Review Status: Not Reviewed
Currently, rule-based detection is being used to detect cyber-attack patterns within server/web logs. This is a great solution for identifying potential security risks, however unless the rules specifically target a type of cyber attack, that particular pattern will not get detected. It may seem impossible to detect a pattern before acknowledging it, however it is possible through the use of unsupervised machine learning. Through the use of unsupervised machine learning patterns and grouping of the logs can get discovered and identified. As a stepping stone towards migrating the rule-based system to a machine learning system, a supervised learning will be used to replace the current existing rules.
U1. As a user, I want to be able to input server/web logs into CAD.
U2. As a user, for logs I have inputted, I want to be able to view classifications of cyber attacks in accordance to patterns in the logs.
-
Cyber attack - an attempt to damage, disrupt, or gain unauthorized access to a computer, computer system, or electronic communications network.
-
Server log - file automatically created and maintained by a server consisting of a list of activities it performed.
-
Neural networks - a computer system modeled on the human brain and nervous system.
-
Supervised learning - machine learning task of inferring a function from labeled training data
-
Unsupervised learning - machine learning algorithm used to draw inferences from datasets consisting of input data without labeled responses.
-
DOS - Denial of Service; above normal network requests originating from specific or set of IP Addresses.
-
R2L - Remote to Local (User) Attacks; Attempt to gain login access as local user via FTP, SSH or other protocols.
-
U2R - User to Root Attack; When a logged in user tries to gain root or system access.
-
Probing - Scanning for open ports on the network.
Neural networks can be used to detect and identify DOS, R2L, U2R and Probing that may have happened for a given server log. These discoveries can be used to figure out a better safety measure of protecting our servers and data from harm.
A cyber-attack specific trained neural network model will be used to identify each cyber attack. One for DOS, one for R2L, one for U2R and one for Probing Attacks.
There are many machine learning libraries that can be used to train our models.
We considered using Google Cloud Platform's Machine Learning Platform as it abstracts away the overhead of managing infrastructure, provisioning servers and configuring networks.

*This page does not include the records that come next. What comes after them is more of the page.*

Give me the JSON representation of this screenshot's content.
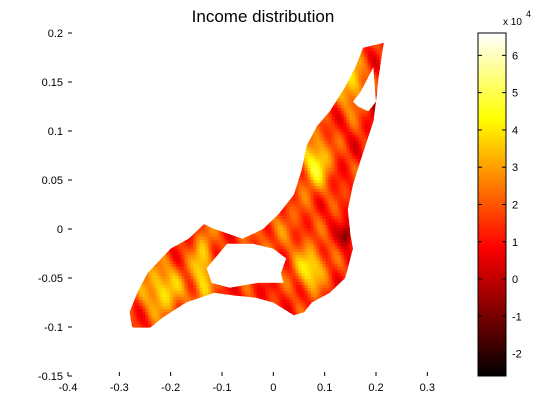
{
  "chart_data": {
    "type": "heatmap",
    "title": "Income distribution",
    "xlabel": "",
    "ylabel": "",
    "xlim": [
      -0.4,
      0.35
    ],
    "ylim": [
      -0.15,
      0.2
    ],
    "xticks": [
      -0.4,
      -0.3,
      -0.2,
      -0.1,
      0,
      0.1,
      0.2,
      0.3
    ],
    "xtick_labels": [
      "-0.4",
      "-0.3",
      "-0.2",
      "-0.1",
      "0",
      "0.1",
      "0.2",
      "0.3"
    ],
    "yticks": [
      -0.15,
      -0.1,
      -0.05,
      0,
      0.05,
      0.1,
      0.15,
      0.2
    ],
    "ytick_labels": [
      "-0.15",
      "-0.1",
      "-0.05",
      "0",
      "0.05",
      "0.1",
      "0.15",
      "0.2"
    ],
    "grid": false,
    "colormap": "hot",
    "colorbar": {
      "range": [
        -2.6,
        6.6
      ],
      "ticks": [
        -2,
        -1,
        0,
        1,
        2,
        3,
        4,
        5,
        6
      ],
      "tick_labels": [
        "-2",
        "-1",
        "0",
        "1",
        "2",
        "3",
        "4",
        "5",
        "6"
      ],
      "multiplier_base": "x 10",
      "multiplier_exponent": "4"
    },
    "region_outline": [
      [
        0.175,
        0.185
      ],
      [
        0.215,
        0.19
      ],
      [
        0.205,
        0.155
      ],
      [
        0.2,
        0.13
      ],
      [
        0.195,
        0.11
      ],
      [
        0.17,
        0.07
      ],
      [
        0.155,
        0.045
      ],
      [
        0.145,
        0.02
      ],
      [
        0.15,
        -0.005
      ],
      [
        0.155,
        -0.02
      ],
      [
        0.14,
        -0.05
      ],
      [
        0.11,
        -0.065
      ],
      [
        0.075,
        -0.075
      ],
      [
        0.06,
        -0.085
      ],
      [
        0.04,
        -0.088
      ],
      [
        0.0,
        -0.075
      ],
      [
        -0.035,
        -0.07
      ],
      [
        -0.075,
        -0.068
      ],
      [
        -0.115,
        -0.065
      ],
      [
        -0.17,
        -0.075
      ],
      [
        -0.215,
        -0.09
      ],
      [
        -0.25,
        -0.105
      ],
      [
        -0.275,
        -0.1
      ],
      [
        -0.28,
        -0.085
      ],
      [
        -0.265,
        -0.065
      ],
      [
        -0.245,
        -0.045
      ],
      [
        -0.2,
        -0.02
      ],
      [
        -0.165,
        -0.01
      ],
      [
        -0.135,
        0.005
      ],
      [
        -0.115,
        0.0
      ],
      [
        -0.06,
        -0.01
      ],
      [
        -0.02,
        0.0
      ],
      [
        0.01,
        0.015
      ],
      [
        0.04,
        0.035
      ],
      [
        0.055,
        0.06
      ],
      [
        0.065,
        0.085
      ],
      [
        0.085,
        0.105
      ],
      [
        0.11,
        0.12
      ],
      [
        0.14,
        0.145
      ],
      [
        0.16,
        0.165
      ]
    ],
    "region_holes": [
      [
        [
          0.17,
          0.14
        ],
        [
          0.195,
          0.165
        ],
        [
          0.2,
          0.13
        ],
        [
          0.185,
          0.12
        ],
        [
          0.165,
          0.125
        ],
        [
          0.155,
          0.13
        ]
      ],
      [
        [
          -0.13,
          -0.04
        ],
        [
          -0.09,
          -0.015
        ],
        [
          -0.04,
          -0.015
        ],
        [
          0.0,
          -0.02
        ],
        [
          0.025,
          -0.03
        ],
        [
          0.015,
          -0.045
        ],
        [
          0.02,
          -0.055
        ],
        [
          -0.03,
          -0.055
        ],
        [
          -0.085,
          -0.06
        ],
        [
          -0.12,
          -0.055
        ]
      ]
    ],
    "field_terms": [
      {
        "cx": 0.08,
        "cy": 0.07,
        "amp": 3.0,
        "sx": 0.02,
        "sy": 0.02
      },
      {
        "cx": 0.15,
        "cy": 0.15,
        "amp": 2.5,
        "sx": 0.02,
        "sy": 0.02
      },
      {
        "cx": -0.22,
        "cy": -0.06,
        "amp": 2.6,
        "sx": 0.03,
        "sy": 0.02
      },
      {
        "cx": -0.14,
        "cy": -0.04,
        "amp": 2.5,
        "sx": 0.015,
        "sy": 0.03
      },
      {
        "cx": 0.07,
        "cy": -0.04,
        "amp": 2.8,
        "sx": 0.02,
        "sy": 0.015
      },
      {
        "cx": 0.14,
        "cy": -0.005,
        "amp": -2.5,
        "sx": 0.008,
        "sy": 0.008
      },
      {
        "cx": 0.195,
        "cy": 0.13,
        "amp": -1.4,
        "sx": 0.008,
        "sy": 0.01
      },
      {
        "cx": 0.0,
        "cy": 0.0,
        "amp": 0.8,
        "sx": 0.05,
        "sy": 0.03
      }
    ],
    "base_value": 1.3
  }
}
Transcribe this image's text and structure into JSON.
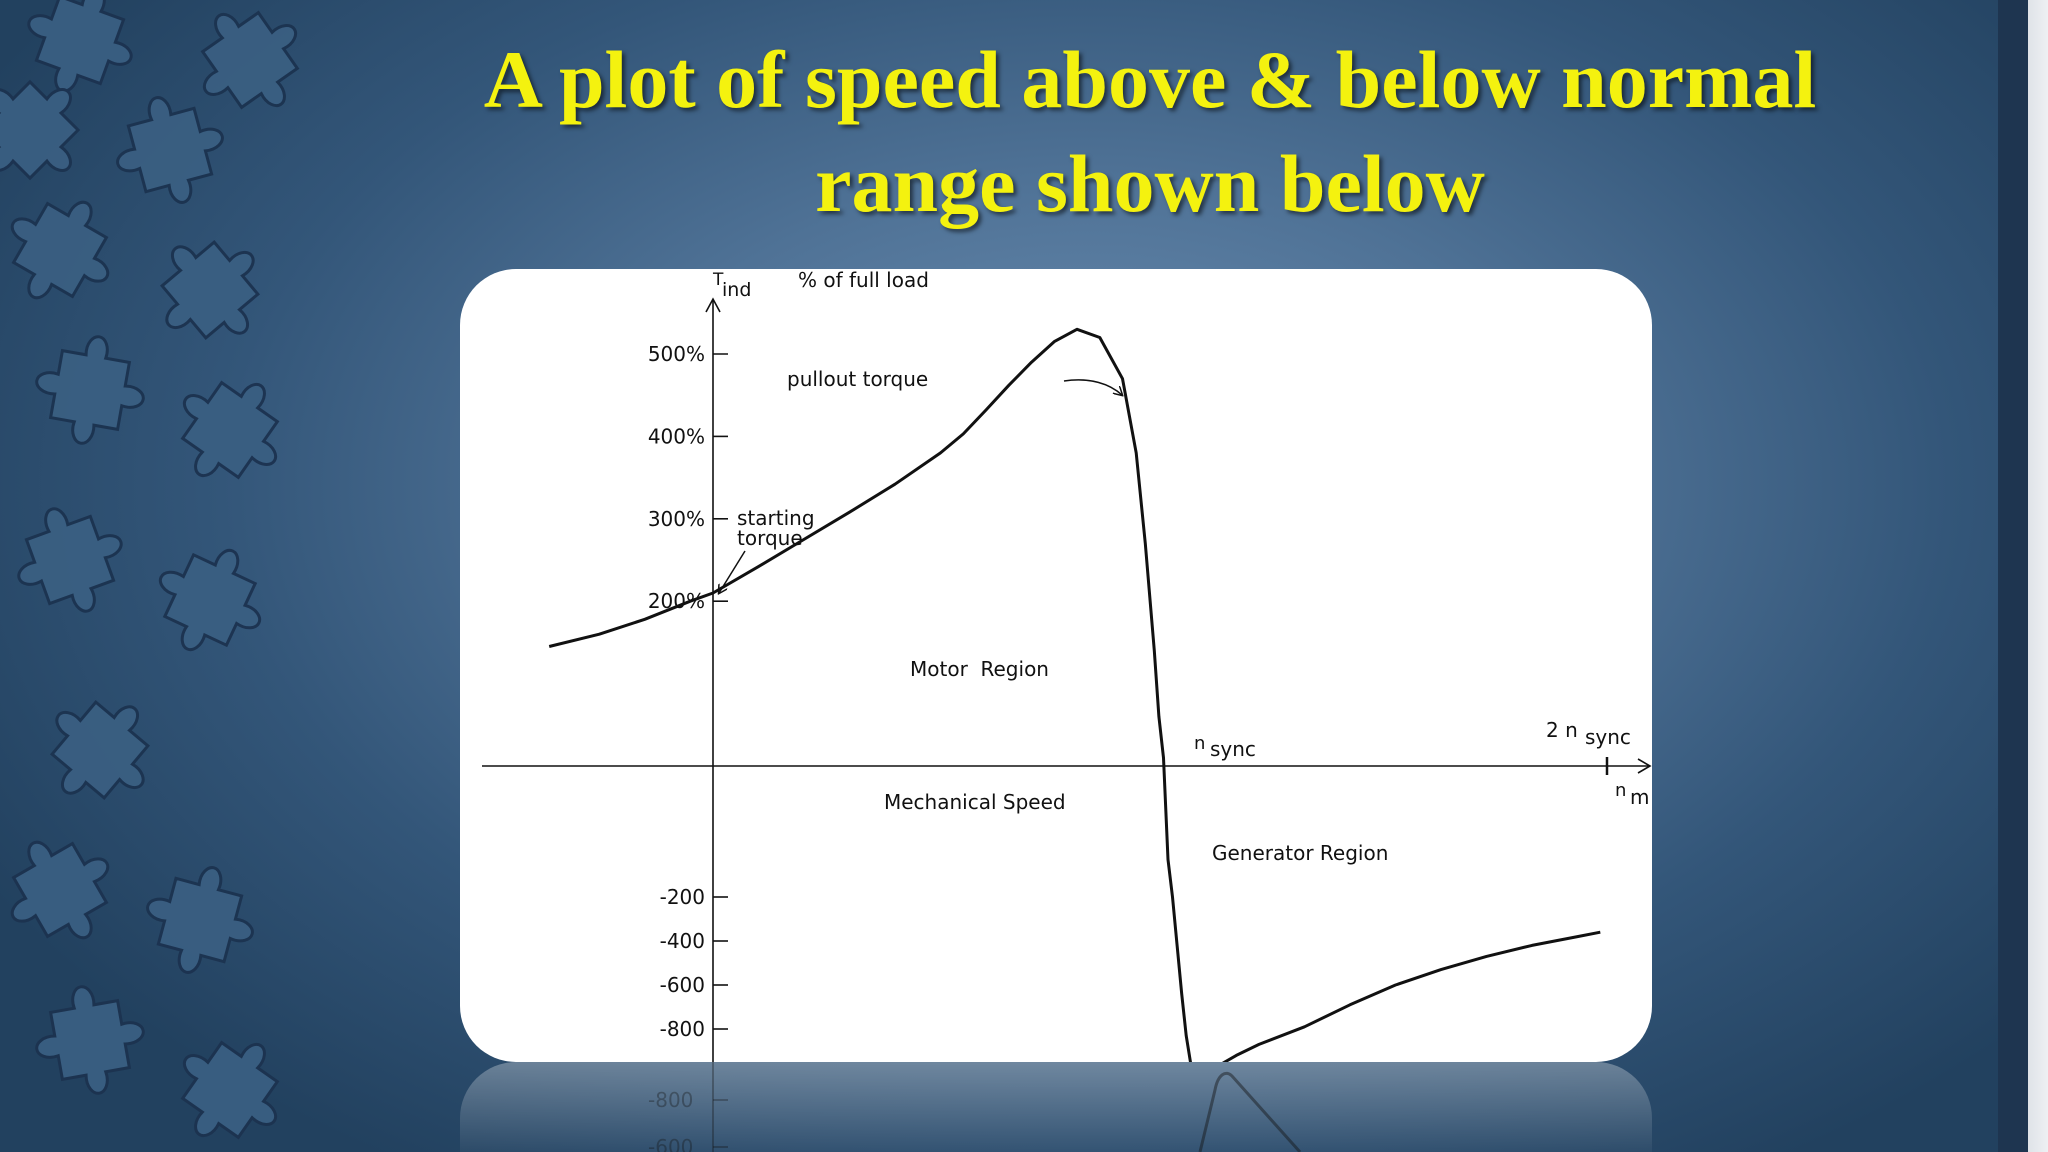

We were also considering using AWS Machine Learning, however they don't support Neural Network model training as of now and only support.
Ultimately we decided to use scikit-learn's Naive bayes to detect the cyber attacks. Naive bayes is based on applying Bayes' theorem.
CAD will compose of four major components.
-
Preprocessor - In charge of formatting the log files into serializable objects that can be easily understood by the classifier.
-
Classifier - Identify and mark all objects that categorize as DOS, R2L, U2R and Probing attacks.
-
S3 - AWS S3 will be used to the store the marked and identified server logs.
-
User Interface - Provide the user the ability to the view the marked file.
-
Properly pre-process the log data.
-
Successfully implement detection of DOS.
-
Successfully implement detection of R2L.
-
Successfully implement detection of U2R.
-
Successfully implement detection of Probing Attacks.
-
Create a user interface that allows users to provide a log and returns a classified log.
- Implement a neural network for either DOS, R2L, U2R or Probing Attacks.
-
CAD should be able to retrieve server logs from the local host.
-
CAD should be able to work with real time log data.
-
New technology - My team is not familiar with security and also the plethora of new concepts such as technologies, libraries, frameworks and working in a group. Neural networks is also a topic that is still being researched today and hasn't been taught at our instutition.
-
Not full time - We are students that aren't able to dedicate 40 hours / week for this project. Students will also have other obligations such as classes, jobs and etc. It is also expected that getting everyone up to speed on the topic and development process will cause a lot of time to be invested early on. It is expected that progress will be slow in the beginning.
-
Training Data - Unfortunately, we have not been provided with any training data. This will definitely delay and potentially create an inaccurate neural network. This also adds a lot more complexity and burden to the team, as we have to create our training data.